EC presents REPowerEU Plan with new renewables, green H2 targets

EC presents REPowerEU Plan with new renewables, green H2 targets EC President Ursula von der Leyen. Author: Renew Europe. License: Creative Commons, Attribution-NoDerivs 2.0 Generic (CC BY-ND 2.0).

The European Commission (EC) presented on Wednesday the REPowerEU Plan through which it seeks to end Europe’s dependence on Russian gas as soon as possible by relying instead on energy savings, diversification of energy supplies and accelerated roll-out of renewables.

The plan collects various strategies, recommendations, guidelines and regulations. One short-term measure is the creation of the EU Energy Platform, aimed at enabling the voluntary common purchases of gas, liquid natural gas (LNG) and hydrogen for all member states.

When it comes to renewable energies, the EC proposes to raise the headline 2030 target for renewables from 40% to 45% under the Fit for 55 package. Doing so will pave the way for other initiatives such as adopting a dedicated EU Solar Strategy to double solar photovoltaic (PV) capacity by 2025 and install 600 GW by 2030.

The particular solar strategy comes in addition to the newly-adopted EU External Energy Strategy as well as the Commission’s recommendation on accelerating permit-granting procedures for renewable energy projects and facilitating power purchase agreements (PPAs).

The EU has pledged to make the installation of rooftop solar compulsory for all existing public and commercial buildings with a useful floor area larger than 250 sq m by 2027 and all new residential buildings by 2029.

The wider plan also sets a target of 10 million tonnes of domestic green hydrogen production and 10 million tonnes of green hydrogen imports by the end of the decade. These volumes should help replace natural gas, coal and oil in hard-to-decarbonise industries and transport sectors.

The EC envisages three major hydrogen import corridors from the North Sea region, particularly Norway and UK, from the Southern Mediterranean and from Ukraine. It notes that these corridors need to be established as soon as conditions allow.

The Commission views energy savings as the quickest and cheapest way to address the current energy crisis, while lowering bills, and thus proposes an increase from 9% to 13% of the binding Energy Efficiency Target under the Fit for 55 package of European Green Deal legislation. The newly-published EU Save Energy Communication gives details about certain short-term behavioural changes that can help reduce gas and oil demand by 5%.

There is also a Biomethane Action Plan that outlines tools and financial incentives to increase production to 35 bcm by 2030.

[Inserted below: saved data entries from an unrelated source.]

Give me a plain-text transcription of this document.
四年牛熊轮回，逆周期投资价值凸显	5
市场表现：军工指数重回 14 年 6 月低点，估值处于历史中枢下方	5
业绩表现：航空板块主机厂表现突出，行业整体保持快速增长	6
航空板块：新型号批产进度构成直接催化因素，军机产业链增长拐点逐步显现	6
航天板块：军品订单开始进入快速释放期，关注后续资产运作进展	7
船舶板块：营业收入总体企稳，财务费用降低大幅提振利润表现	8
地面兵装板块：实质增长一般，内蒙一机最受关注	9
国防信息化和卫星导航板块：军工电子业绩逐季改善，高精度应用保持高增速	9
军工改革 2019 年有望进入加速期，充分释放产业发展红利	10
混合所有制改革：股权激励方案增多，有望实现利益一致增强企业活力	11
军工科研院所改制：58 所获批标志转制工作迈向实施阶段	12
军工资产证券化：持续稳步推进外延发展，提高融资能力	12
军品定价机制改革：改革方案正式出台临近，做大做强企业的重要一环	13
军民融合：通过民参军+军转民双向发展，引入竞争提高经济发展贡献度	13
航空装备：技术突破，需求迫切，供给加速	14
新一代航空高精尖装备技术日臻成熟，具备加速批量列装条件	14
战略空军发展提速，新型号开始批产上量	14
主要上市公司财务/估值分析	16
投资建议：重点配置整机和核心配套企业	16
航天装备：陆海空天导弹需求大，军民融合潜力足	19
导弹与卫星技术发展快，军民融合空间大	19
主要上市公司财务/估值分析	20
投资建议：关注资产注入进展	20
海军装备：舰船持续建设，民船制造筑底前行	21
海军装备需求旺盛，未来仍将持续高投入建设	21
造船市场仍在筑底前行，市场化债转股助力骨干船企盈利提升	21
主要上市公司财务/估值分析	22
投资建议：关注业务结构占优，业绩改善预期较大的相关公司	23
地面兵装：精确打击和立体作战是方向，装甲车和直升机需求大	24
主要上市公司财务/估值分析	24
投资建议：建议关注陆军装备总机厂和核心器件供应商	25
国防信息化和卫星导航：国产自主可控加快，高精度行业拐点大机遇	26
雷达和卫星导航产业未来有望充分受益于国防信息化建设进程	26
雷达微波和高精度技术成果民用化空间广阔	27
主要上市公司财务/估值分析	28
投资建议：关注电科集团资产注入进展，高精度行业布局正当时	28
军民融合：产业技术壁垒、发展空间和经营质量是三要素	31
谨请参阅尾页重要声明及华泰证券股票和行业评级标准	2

The EC estimates that achieving the objectives of the plan would require an additional investment of EUR 210 billion (USD 222bn) between now and 2027, but, at the same time, cutting Russian fossil fuel imports can save almost EUR 100 billion per year. The Commission said that the plan can be supported with EUR 225 billion already available in loans under the Recovery and Resilience Facility (RRF), which the EC describes as “the heart of the REPowerEU Plan”.